In 2004, Fernando Trueba settled in Brazil to film The Miracle of Candeal. As it could not be otherwise, the director, a music lover, got lost in the record stores of Rio de Janeiro and discovered Tenório Jr., a great pianist of whom he had not heard, whom he had never heard before. tap.

Intrigued, Trueba began to investigate. “Between 2006 and 2007 I did about 150 interviews with family members, people who had known Tenório and musicians who had played with him.” The director spoke with some of the greats such as João Gilberto, Caetano Veloso, Gilberto Gil, Vinicius de Moraes and Paulo Moura and was storing “a trunk” of material from which a film inevitably had to come out.

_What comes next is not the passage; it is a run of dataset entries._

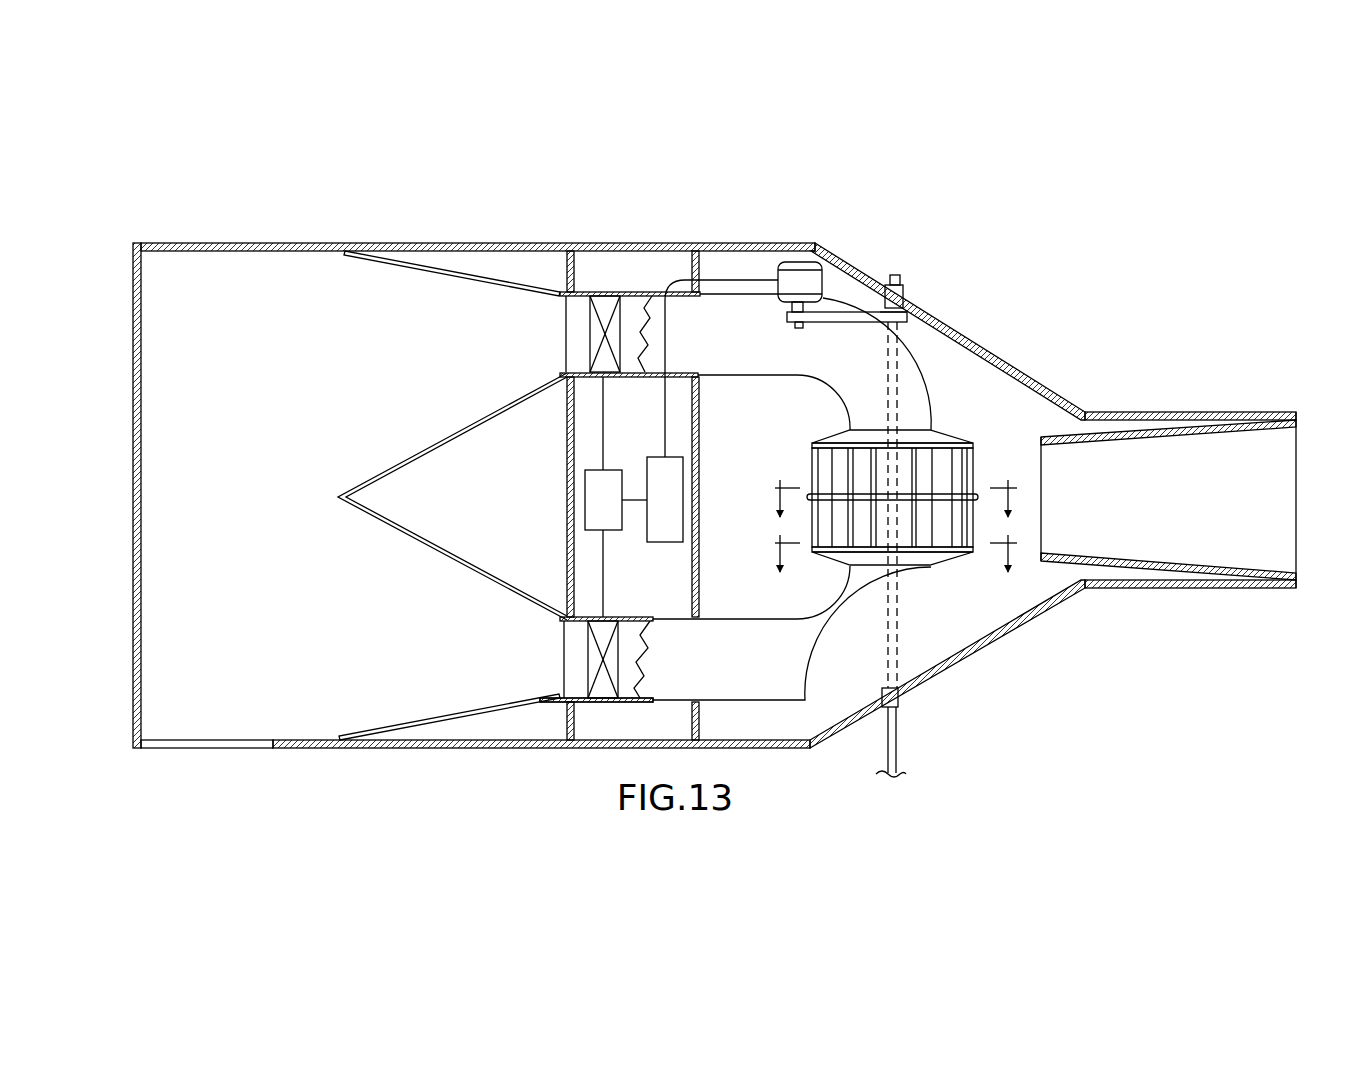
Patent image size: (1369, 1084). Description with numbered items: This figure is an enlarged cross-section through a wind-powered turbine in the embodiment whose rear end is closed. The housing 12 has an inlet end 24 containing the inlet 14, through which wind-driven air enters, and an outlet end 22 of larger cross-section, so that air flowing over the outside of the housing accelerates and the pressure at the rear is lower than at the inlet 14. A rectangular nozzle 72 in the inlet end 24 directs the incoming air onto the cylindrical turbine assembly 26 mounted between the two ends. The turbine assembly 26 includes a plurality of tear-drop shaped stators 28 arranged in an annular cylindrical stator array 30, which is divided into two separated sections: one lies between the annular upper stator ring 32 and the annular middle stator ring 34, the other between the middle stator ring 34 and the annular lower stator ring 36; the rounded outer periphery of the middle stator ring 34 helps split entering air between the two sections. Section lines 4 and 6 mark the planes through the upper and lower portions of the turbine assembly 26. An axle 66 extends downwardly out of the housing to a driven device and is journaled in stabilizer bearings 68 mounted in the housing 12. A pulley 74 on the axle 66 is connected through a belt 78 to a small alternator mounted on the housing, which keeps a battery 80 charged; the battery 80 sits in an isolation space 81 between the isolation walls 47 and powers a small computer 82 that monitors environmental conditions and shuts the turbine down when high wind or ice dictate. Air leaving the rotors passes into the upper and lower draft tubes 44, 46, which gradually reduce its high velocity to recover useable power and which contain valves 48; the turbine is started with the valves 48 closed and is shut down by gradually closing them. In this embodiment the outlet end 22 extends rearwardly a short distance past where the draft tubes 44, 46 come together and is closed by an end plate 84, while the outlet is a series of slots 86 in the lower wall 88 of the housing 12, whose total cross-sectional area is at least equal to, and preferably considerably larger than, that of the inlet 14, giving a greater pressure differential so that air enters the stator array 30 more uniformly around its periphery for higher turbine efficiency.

The section line 4 is at (894, 496).
The section line 6 is at (894, 551).
The housing 12 is at (755, 242).
The inlet 14 is at (1272, 490).
The outlet end 22 is at (253, 242).
The inlet end 24 is at (1194, 412).
The turbine assembly 26 is at (778, 308).
The stators 28 is at (862, 465).
The stator array 30 is at (890, 502).
The upper stator ring 32 is at (972, 447).
The middle stator ring 34 is at (978, 496).
The lower stator ring 36 is at (974, 554).
The upper draft tube 44 is at (757, 376).
The lower draft tube 46 is at (745, 640).
The isolation walls 47 is at (566, 272).
The valves 48 is at (589, 331).
The axle 66 is at (895, 275).
The stabilizer bearings 68 is at (904, 297).
The rectangular nozzle 72 is at (1107, 425).
The pulley 74 is at (911, 318).
The belt 78 is at (850, 322).
The battery 80 is at (653, 511).
The isolation space 81 is at (663, 718).
The computer 82 is at (591, 511).
The end plate 84 is at (137, 250).
The slots 86 is at (211, 749).
The lower wall 88 is at (316, 749).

A film that could have different genres: musical, documentary, intrigue... “I ruled out shooting an intrigue film, because it would have been like an afternoon film for the platform, and I also abandoned the idea of ​​making a documentary, although it was tempting, because it would have "It was the story of a missing person and what I wanted was to hear Tenório's music and reconstruct his era," explains the filmmaker in an interview with La Vanguardia.

So he opted for animation and “as I had done Chico y Rita (2010) with Javier Mariscal, I called him to get involved in the project.” While Trueba wrote the script, Mariscal “created the characters, recreated the environments and objects and chose the color palette, which was different to illustrate the memories than, for example, to reproduce the interviews,” explains the cartoonist.

“It took me four years to paint the film,” Mariscal recalls. And almost 20 years have passed since Trueba became interested in the whereabouts of the mysterious Tenório Jr. The same thing happens to Jeff, his alter ego and protagonist of They Shot the Pianist, a New York journalist who discovers the brilliant musician by chance and on a trip. from work to Rio de Janeiro inquires about his life.

He is pulling a thread that takes him to Buenos Aires in March 1976 a few days before the coup d'état. Tenório was on tour with Vinícius de Moraes and Toquinho, one night he left the hotel to buy some dinner. He never returned. He was kidnapped by an Argentine Navy task force and allegedly tortured and murdered.

He was only 34 years old, but he left his music as a legacy. The bossa nova sounds that he played in the Beco das Garrafas, the Copacabana alley where jazz was reinvented in the late 1950s. That street is one of the protagonists of They Shot the Pianist because Trueba wanted to “recover the musical atmosphere that illuminated Brazil in the 60s and 70s and that had already disappeared when I began to conceive this film.”

They Shot the Pianist, which also has a comic version, premiered at the San Sebastián Festival, where it received critical acclaim and caught the attention of half the world. “The film will be screened at around 30 festivals in India, the United States, Canada, Italy and Australia. We cannot go to all of them, but we will surely go to those in France, Portugal and Holland, who have co-produced the film,” concludes Trueba.